Sur le lac Caribou (Chronique #117)

Dernière mise à jour : 17 nov. 2020



8 Août 2017,

Je me souviendrai toujours de cette première journée à l'école forestière de La Tuque en Protection de la Faune. Cette journée d'août, chaude et ensoleillée. Nous avons tous appris à faire connaissance, les uns, les autres. J'avais le coeur léger, j'entreprenais quelque chose d'unique que beaucoup qualifieraient d'irrationnel ou de dingue. Pourtant pour ce premier jour, dans mon canot au fil de l'eau, je sais que je suis exactement au bon endroit... Là où mon coeur a toujours voulu me conduire.


Ne vous est-il jamais arrivé de vous sentir chez vous à un endroit précis ? Un endroit jusque là inconnu. Un endroit que vous découvrez, mais qui semble exister depuis tant d’années dans vos pensées ?


C’est exactement la sensation que j’ai eu aujourd’hui sur les abords du lac Caribou.

Sur mon canot, je suis si peu de chose face aux étendues de forêts qui nous dominent. Seul dans mon embarcation, je me laisse porter par les courants chaud de l’été. J’admire le soleil qui parait plus lumineux sur les eaux que dans les airs. J’ai le sentiment d’être exactement là où la vie voulait me conduire. J’observe les libellules qui survolent les bords rocailleux. La vie est douce et simple sur le lac Caribou. Il y a tant de choses à y voir pour ceux qui s’en donnent la peine.


J’ai la sensation de tout découvrir, de voir le monde avec un regard neuf… Je garde en moi le sentiment d’être déjà venu par ici. Je l’ai tellement attendu, rêver, espéré mon lac Caribou. Je l’ai dessiné dans mes nuits tourmentées, je l’ai idéalisé derrière le comptoir monotone de ma boutique. Alors, aujourd’hui, j’ai simplement l’impression d’être à la maison… A l’endroit précis où mon coeur désirait se trouver.
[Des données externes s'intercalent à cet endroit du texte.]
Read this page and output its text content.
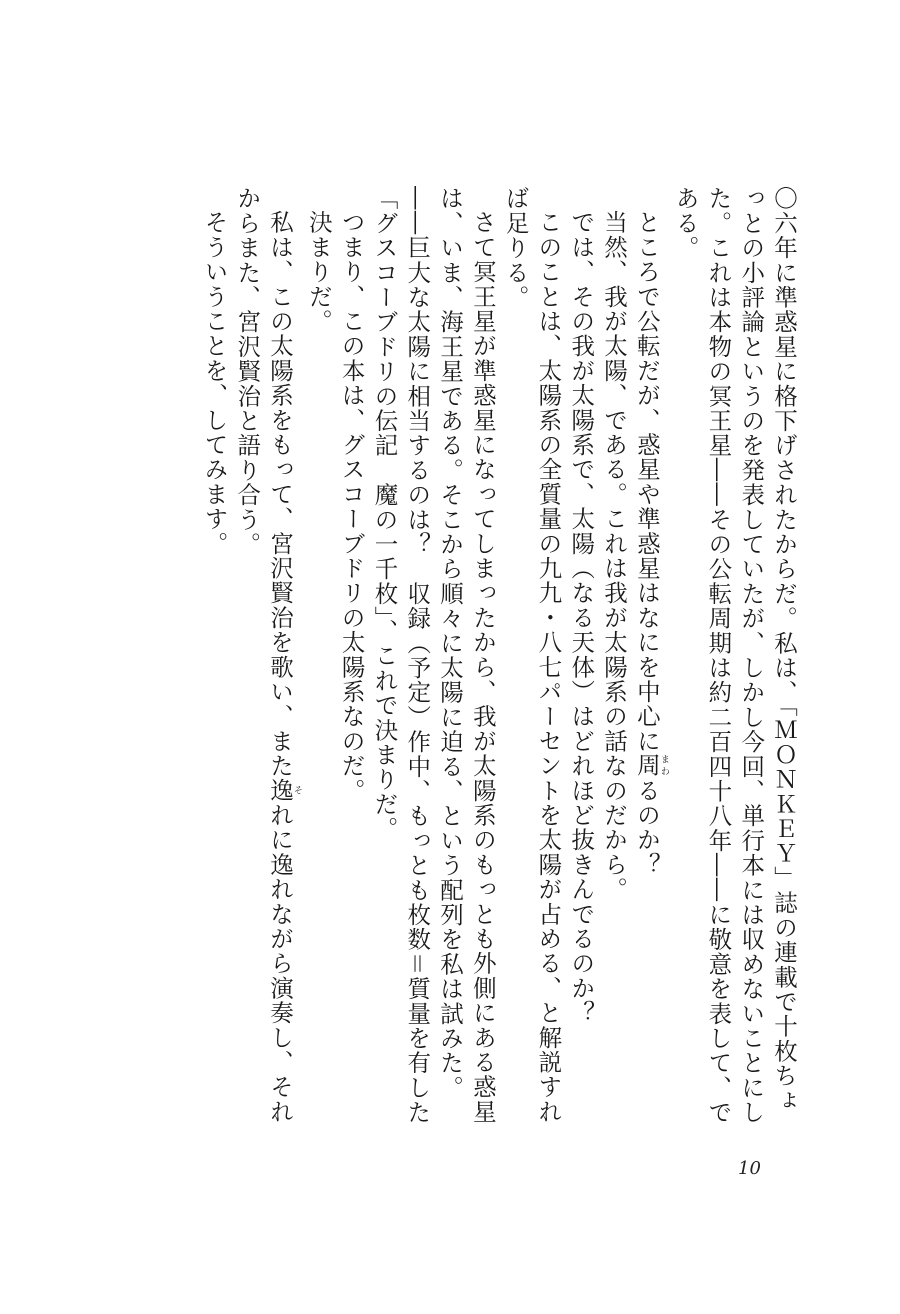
〇六年に準惑星に格下げされたからだ。私は、「ＭＯＮＫＥＹ」誌の連載で十枚ちょっとの小評論というのを発表していたが、しかし今回、単行本には収めないことにした。これは本物の冥王星――その公転周期は約二百四十八年――に敬意を表して、である。

ところで公転だが、惑星や準惑星はなにを中心に周まわるのか？

当然、我が太陽、である。これは我が太陽系の話なのだから。

では、その我が太陽系で、太陽（なる天体）はどれほど抜きんでるのか？

このことは、太陽系の全質量の九九・八七パーセントを太陽が占める、と解説すれば足りる。

さて冥王星が準惑星になってしまったから、我が太陽系のもっとも外側にある惑星は、いま、海王星である。そこから順々に太陽に迫る、という配列を私は試みた。――巨大な太陽に相当するのは？　収録（予定）作中、もっとも枚数＝質量を有した「グスコーブドリの伝記　魔の一千枚」、これで決まりだ。

つまり、この本は、グスコーブドリの太陽系なのだ。

決まりだ。

私は、この太陽系をもって、宮沢賢治を歌い、また逸それに逸れながら演奏し、それからまた、宮沢賢治と語り合う。

そういうことを、してみます。

10
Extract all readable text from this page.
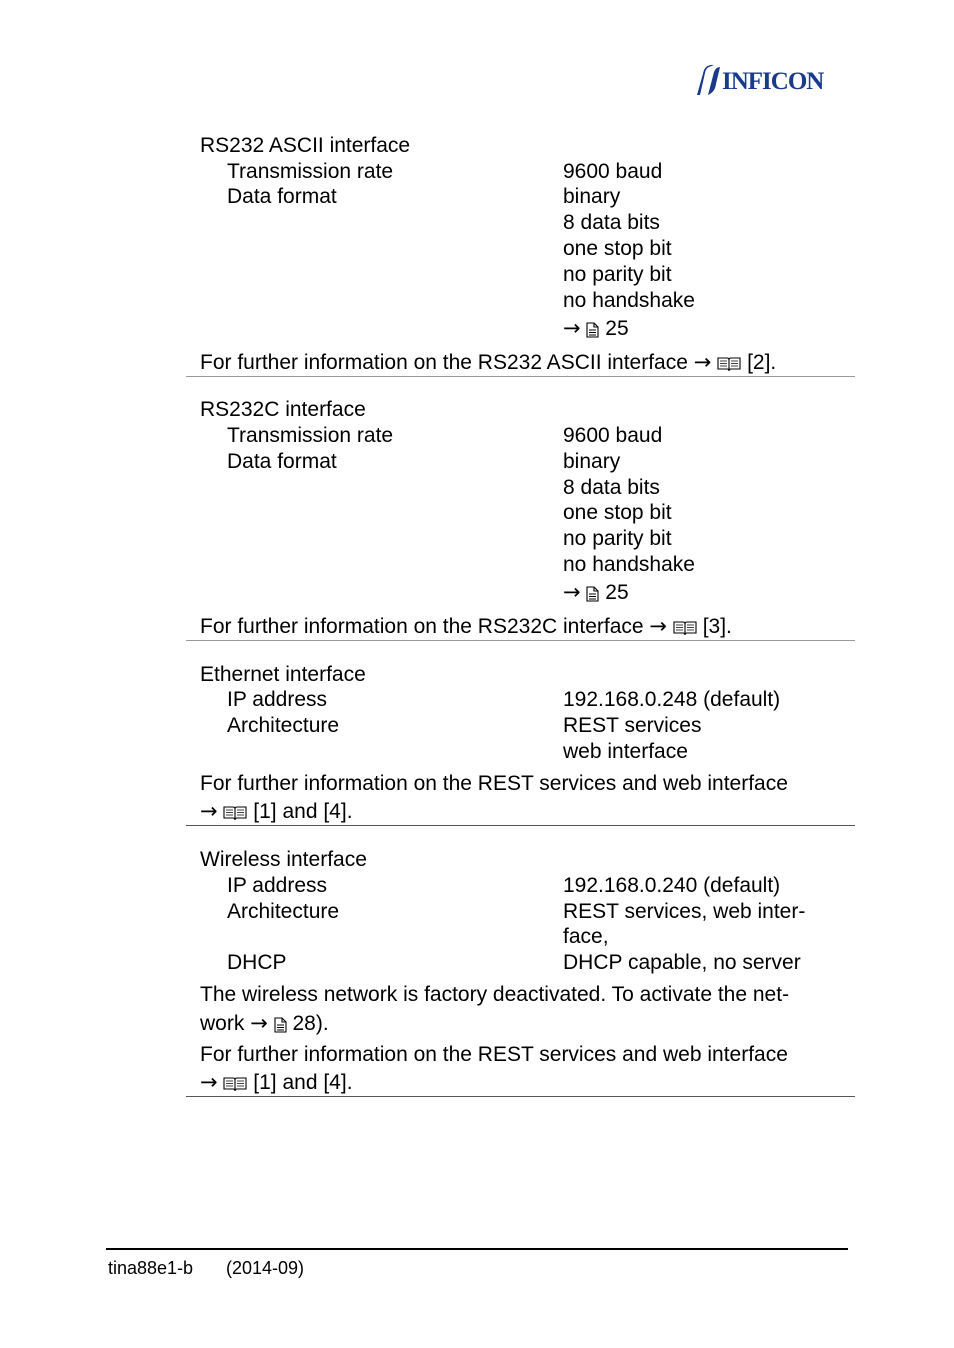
INFICON
RS232 ASCII interface
Transmission rate	9600 baud
Data format	binary
8 data bits
one stop bit
no parity bit
no handshake
→ 25
For further information on the RS232 ASCII interface → [2].
RS232C interface
Transmission rate	9600 baud
Data format	binary
8 data bits
one stop bit
no parity bit
no handshake
→ 25
For further information on the RS232C interface → [3].
Ethernet interface
IP address	192.168.0.248 (default)
Architecture	REST services
web interface
For further information on the REST services and web interface
→ [1] and [4].
Wireless interface
IP address	192.168.0.240 (default)
Architecture	REST services, web inter-
face,
DHCP	DHCP capable, no server
The wireless network is factory deactivated. To activate the net-
work → 28).
For further information on the REST services and web interface
→ [1] and [4].
tina88e1-b (2014-09)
En donnant des coups énergiques de pagaie, je file sur l’eau, j’épouse les angles du lac, ses arrondis, ses berges et ses herbes hautes. Je respire l’air généreux de la forêt Latuquoise. Ici, sur le lac Caribou, vous n’entendrez que les chants essentiels de notre monde. Les parades amoureuses des Geais-bleus, le croassement des ouaouarons et les chamailleries des écureuils roux… Le tout accompagné par le doux son des eaux calmes d’un mois d’août.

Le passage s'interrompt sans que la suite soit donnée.